- Illustration of Zanzibar from G.I. Joe: Order of Battle. Art by Herb Trimpe.
- First appearance: G.I. Joe: A Real American Hero issue #60 (June 1987)

In-universe information
- Affiliation: Dreadnoks
- Specialty: Pirate
- File name: Morgan Teach
- Birth place: Cayman Islands

= Zanzibar (G.I. Joe) =

G.I. Joe character

Zanzibar is a fictional character from the G.I. Joe: A Real American Hero toyline and comic book series. He is affiliated with Cobra as the Dreadnoks' pirate and debuted in 1987.

==Profile==
His real name is Morgan Teach (a reference to two real life pirates Admiral Henry Morgan and Blackbeard). Zanzibar was born in the Cayman Islands.
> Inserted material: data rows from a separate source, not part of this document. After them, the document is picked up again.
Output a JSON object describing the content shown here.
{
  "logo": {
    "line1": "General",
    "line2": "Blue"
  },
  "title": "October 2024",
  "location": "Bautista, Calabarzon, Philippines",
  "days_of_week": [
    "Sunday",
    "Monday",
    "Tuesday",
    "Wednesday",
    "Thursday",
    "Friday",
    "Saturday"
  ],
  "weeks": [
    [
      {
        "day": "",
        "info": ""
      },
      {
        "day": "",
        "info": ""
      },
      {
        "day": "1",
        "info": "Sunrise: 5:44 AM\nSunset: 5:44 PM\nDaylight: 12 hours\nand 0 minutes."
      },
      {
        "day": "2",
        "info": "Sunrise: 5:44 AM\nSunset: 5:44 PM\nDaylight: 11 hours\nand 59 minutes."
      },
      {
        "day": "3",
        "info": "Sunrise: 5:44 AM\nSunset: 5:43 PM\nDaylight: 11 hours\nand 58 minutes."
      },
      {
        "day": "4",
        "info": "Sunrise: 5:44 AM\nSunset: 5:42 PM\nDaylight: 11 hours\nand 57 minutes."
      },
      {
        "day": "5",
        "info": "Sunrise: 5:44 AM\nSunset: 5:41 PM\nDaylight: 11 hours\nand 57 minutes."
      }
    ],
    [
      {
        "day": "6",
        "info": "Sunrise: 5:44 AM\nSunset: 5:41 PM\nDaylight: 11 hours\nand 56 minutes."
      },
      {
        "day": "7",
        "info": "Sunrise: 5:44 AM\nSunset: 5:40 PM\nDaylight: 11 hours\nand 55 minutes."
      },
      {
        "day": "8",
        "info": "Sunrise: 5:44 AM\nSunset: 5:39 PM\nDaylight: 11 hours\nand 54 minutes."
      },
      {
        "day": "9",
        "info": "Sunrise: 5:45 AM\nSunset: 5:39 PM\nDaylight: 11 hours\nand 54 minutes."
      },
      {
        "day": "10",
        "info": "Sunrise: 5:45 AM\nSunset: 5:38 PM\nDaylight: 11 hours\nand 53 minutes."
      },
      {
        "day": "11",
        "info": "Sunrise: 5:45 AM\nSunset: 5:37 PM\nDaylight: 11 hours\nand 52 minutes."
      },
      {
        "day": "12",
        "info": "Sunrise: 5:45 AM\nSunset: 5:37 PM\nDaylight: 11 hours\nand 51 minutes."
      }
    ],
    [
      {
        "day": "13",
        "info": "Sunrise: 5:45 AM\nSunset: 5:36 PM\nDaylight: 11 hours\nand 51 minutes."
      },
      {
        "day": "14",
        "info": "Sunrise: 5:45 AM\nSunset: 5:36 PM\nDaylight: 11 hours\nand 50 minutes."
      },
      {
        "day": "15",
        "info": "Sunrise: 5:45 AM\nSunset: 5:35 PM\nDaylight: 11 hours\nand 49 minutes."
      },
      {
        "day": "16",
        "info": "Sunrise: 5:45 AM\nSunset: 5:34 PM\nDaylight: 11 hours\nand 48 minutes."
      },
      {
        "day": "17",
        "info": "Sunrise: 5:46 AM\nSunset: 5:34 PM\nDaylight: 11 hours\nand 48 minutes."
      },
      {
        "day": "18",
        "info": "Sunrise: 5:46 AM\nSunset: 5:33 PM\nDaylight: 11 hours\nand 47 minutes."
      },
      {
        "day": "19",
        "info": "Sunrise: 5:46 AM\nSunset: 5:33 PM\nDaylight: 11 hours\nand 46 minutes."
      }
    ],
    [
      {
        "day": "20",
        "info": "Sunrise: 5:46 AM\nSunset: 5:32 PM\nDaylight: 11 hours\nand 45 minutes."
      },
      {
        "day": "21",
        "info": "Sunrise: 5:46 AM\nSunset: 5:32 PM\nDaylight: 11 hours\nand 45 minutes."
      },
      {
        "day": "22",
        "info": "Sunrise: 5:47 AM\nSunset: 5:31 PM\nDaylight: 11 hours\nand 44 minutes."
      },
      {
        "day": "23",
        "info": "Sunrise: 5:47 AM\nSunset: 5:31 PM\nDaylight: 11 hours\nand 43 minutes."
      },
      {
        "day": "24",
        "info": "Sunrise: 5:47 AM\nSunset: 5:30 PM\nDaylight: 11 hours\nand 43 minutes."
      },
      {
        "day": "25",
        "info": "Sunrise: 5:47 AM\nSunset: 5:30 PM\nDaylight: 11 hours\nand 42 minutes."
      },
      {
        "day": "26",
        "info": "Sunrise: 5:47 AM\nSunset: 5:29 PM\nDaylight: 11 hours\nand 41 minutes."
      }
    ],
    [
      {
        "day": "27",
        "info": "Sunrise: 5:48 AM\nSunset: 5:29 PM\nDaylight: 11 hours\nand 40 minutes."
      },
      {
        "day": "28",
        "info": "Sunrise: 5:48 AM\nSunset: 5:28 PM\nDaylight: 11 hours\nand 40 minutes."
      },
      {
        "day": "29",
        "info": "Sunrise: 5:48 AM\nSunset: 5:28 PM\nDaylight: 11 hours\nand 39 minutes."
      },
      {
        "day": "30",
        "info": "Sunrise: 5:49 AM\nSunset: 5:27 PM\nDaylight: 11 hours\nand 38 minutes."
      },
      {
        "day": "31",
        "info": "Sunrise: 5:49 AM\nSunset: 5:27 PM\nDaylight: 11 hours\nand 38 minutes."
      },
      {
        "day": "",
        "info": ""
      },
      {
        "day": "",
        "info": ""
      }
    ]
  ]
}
Zanzibar grew up on a garbage scow, spending his youth picking pockets on crowded piers. He later engaged in river piracy, stock fraud and smuggling, but did not like the work he had to put into these activities and wanted something more nasty. Zanzibar was immediately made a Dreadnok, when he brought a load of bootleg gasoline to sell at Zartan's filling station. However, due to his selfishness, penchant for stealing and poor personal hygiene, his disposition is so nasty that even the other Dreadnoks don't like him.

Zanzibar overplays the role of a pirate, raiding waterways aboard his air skiff, and even speaking with an excess of bluster. Zartan keeps him on retainer, mostly to keep an eye on him. Many of the Dreadnoks also suspect that his eyepatch is simply for show.

==Toys==
Zanzibar was first released as an action figure in 1987, packaged with the Dreadnok Air Skiff. A second version was released in 2004 as a G.I. Joe convention exclusive repaint of the first figure. A third version was released in an exclusive 7 pack Dreadnok set in Dec 2011.

==Comics==

Cover of G.I. Joe: A Real American Hero #60. Art by Mike Zeck.

===Marvel Comics===
In the Marvel Comics G.I. Joe series, he first appeared in G.I. Joe: A Real American Hero #60 (June 1987). He and Monkeywrench are caught stealing bad gasoline from Zartan, the same gas he sold the Cobra agent in the first place. He has some knowledge that helps save Cobra Island from a missile attack arranged by rogue Pentagon agents.

He appears again in issue #89, as part of a multi-Cobra/Dreadnok effort to chase down Clutch and Rock 'n Roll. His "Pogo" craft is run-down by the damaged G.I. Joe vehicle "Mean Dog", and he is captured by Repeater, Wildcard and Hardball.

===Devil's Due===
He makes a cameo in the Devil's Due Joe series as Cobra prepares to go to war against Serpentor. He is a supporting character in two flashback issues showing Dreadnok business. He helps recruit new members and is seen on an assault mission on rivals who don't show the proper respect.

===IDW===
In the 2016, Zanzibar is a loyal soldier of the Dreadnoks, under Crystal Ball. They have managed to overtake vital territory in Mongolia. The Chinese ask the G.I. Joe team to come in to root out the Dreadnoks.

==Books==
Zanzibar is featured in the G.I. Joe tie-in novel 'Invisibility Island'.

==Other works==
Zanzibar's figure is briefly featured in the fiction novel 6 Sick Hipsters. In the story, the character Paul Achting spent four years collecting G.I. Joe figures to set up a battle scene between the Joes and Cobra. As he imagined the characters in his head, he described the Dreadnoks as "an elite team of maniacal mercenaries allied with Cobra for this battle", with the figures lying in the thick of the shag carpet, and "Toward the edge of the carpet, nearest the closet, Zanzibar, the dread pirate who never changed his socks and brushed his teeth with grape soda, was mounted on the Air Skiff, an over water swamp vehicle that functioned surprisingly well on the thick shag rug".